[Bioperl-pipeline] job dependence

Sun Mar 16 10:26:00 EST 2003

> Hi Jeremy,

 From your comments, I would to ask others in the list whether they 
think that setting new jobs
based on the return_ids of completed jobs should continue to be 
supported. My feeling is that eventually
InputCreates provide more flexibility ultimately.

shawn

> I'm marking my changes with ->.
>
> There appear to be two primary places jobs are queued in the
> PipelineManager.pl script. The first looks like:
>
>     foreach my $job(@incomplete_jobs){
>
>         #check whether output of job needed for downstream analysis
>         my $job_depend = 
> $ruleAdaptor->check_dependency_by_job($job, at rules);
>         $job->dependency($job_depend);
>
> The second loop occurs after this and basically sets up new jobs based 
> on
> completed jobs.
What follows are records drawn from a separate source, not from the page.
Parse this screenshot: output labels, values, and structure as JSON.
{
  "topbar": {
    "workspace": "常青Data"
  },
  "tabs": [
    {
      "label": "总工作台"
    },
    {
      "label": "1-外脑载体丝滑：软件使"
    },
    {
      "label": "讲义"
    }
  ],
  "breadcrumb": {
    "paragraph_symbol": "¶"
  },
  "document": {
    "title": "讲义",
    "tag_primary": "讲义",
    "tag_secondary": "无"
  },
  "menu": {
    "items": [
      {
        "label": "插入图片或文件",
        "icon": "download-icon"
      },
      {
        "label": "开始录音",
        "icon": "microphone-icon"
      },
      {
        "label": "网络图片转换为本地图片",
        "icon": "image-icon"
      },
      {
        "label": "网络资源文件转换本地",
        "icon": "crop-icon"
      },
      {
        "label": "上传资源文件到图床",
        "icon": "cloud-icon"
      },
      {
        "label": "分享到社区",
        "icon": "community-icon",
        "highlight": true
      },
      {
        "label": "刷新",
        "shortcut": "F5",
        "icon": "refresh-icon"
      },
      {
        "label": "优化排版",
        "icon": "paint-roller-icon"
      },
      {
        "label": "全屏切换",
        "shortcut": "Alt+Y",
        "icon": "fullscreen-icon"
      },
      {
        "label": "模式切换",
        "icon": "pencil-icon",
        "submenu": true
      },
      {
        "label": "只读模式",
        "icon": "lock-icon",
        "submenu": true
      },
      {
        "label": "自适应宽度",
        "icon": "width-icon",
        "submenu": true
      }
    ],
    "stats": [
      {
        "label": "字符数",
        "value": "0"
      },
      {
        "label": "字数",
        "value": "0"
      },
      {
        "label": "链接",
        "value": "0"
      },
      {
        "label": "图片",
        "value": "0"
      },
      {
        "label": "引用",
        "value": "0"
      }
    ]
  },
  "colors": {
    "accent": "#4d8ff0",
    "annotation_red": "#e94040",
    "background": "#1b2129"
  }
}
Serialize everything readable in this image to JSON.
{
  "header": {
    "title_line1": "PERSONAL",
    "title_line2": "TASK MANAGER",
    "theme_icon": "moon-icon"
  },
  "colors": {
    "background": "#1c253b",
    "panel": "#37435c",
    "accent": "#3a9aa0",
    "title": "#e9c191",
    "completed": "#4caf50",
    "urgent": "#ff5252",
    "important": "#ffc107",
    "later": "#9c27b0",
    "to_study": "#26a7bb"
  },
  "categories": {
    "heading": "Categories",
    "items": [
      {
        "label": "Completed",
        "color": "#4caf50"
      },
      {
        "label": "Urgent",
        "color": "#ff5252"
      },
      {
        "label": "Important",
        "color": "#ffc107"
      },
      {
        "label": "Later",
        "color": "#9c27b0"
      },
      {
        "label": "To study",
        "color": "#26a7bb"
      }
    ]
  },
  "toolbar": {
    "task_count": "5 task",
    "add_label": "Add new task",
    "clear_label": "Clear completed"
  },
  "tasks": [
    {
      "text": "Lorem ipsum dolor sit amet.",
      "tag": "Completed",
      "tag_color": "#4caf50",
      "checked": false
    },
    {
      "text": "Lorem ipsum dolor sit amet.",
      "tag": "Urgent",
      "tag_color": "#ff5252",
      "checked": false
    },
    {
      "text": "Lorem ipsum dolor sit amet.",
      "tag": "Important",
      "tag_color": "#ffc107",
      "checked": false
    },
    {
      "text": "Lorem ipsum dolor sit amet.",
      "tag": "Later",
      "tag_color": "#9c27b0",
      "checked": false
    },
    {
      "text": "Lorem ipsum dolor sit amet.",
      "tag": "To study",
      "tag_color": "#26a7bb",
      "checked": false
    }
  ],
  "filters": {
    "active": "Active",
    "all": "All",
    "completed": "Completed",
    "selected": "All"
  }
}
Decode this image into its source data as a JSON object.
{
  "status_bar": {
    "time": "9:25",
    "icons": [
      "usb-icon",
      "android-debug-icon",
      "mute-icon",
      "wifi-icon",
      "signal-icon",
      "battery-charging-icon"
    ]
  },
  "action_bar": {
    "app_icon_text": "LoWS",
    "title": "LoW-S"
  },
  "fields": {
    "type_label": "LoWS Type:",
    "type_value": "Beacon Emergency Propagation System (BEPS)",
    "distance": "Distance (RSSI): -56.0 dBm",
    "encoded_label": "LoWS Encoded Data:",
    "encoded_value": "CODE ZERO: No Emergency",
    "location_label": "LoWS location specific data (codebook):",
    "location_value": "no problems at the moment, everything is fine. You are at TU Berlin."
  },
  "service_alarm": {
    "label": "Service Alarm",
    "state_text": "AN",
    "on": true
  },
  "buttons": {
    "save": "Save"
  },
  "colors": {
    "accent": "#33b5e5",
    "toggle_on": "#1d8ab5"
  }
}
It looks like:
>
>     foreach my $job (@completed_jobs) {
>       my ($new_jobs) = &create_new_job($job);
>       if(scalar(@{$new_jobs})){
>         print STDERR "Creating ".scalar(@{$new_jobs})." jobs\n";
>       }
>       foreach my $new_job (@{$new_jobs}){
> ->      my $job_depend =
> $ruleAdaptor->check_dependency_by_job($new_job, at rules);
> ->      $new_job->dependency($job_depend);
>

> Above, you can see that I simply copied the dependency check from the
> first section into the appropriate place in the second section. I 
> checked
> the Bio::Pipeline::Manager module and these sections are still 
> basically
> the same.
>
> In runner.pl, I also added a variable for the rule adaptor so that I 
> could
> access the check_dependency_by_job function. The changes in runner.pl 
> look
> like:
>
> sub create_new_job{
>     my ($job_id) = @_;
>     my $job = $job_adaptor->fetch_by_dbID($job_id);
> ->  my $ruleAdaptor = $job_adaptor->db->get_RuleAdaptor;
> ->  my @rules       = $ruleAdaptor->fetch_all;
>     my $action = _get_action_by_next_anal($job, at rules);
>     if ($action eq 'WAITFORALL_AND_UPDATE'){
>       my @inputs = $job->inputs;
>       $job->flush_inputs();
>       $job->add_input(\@inputs);
>     }
>
>     # also need to check if next job depends on output from this job
> ->  my $job_depend = 
> $ruleAdaptor->check_dependency_by_job($job, at rules);
> ->  $job->dependency($job_depend);
>
>     return $job;
> }
>
>
>> The popular way now to populate the job and input tables ( among the
>> few of us using biopipe here) is to use InputCreate which is a little
>> job that reside between
>> analysis that has an IOHandler that fetches input ids and creates jobs
>> for the next analysis. This is a more flexible scheme in which embed
>> more specific
>> code that knows how to pair up inputs for a given job.
>
> I'll take a look and maybe post some questions to the mailing list. 
> Thanks.
>
> Jeremy
>
>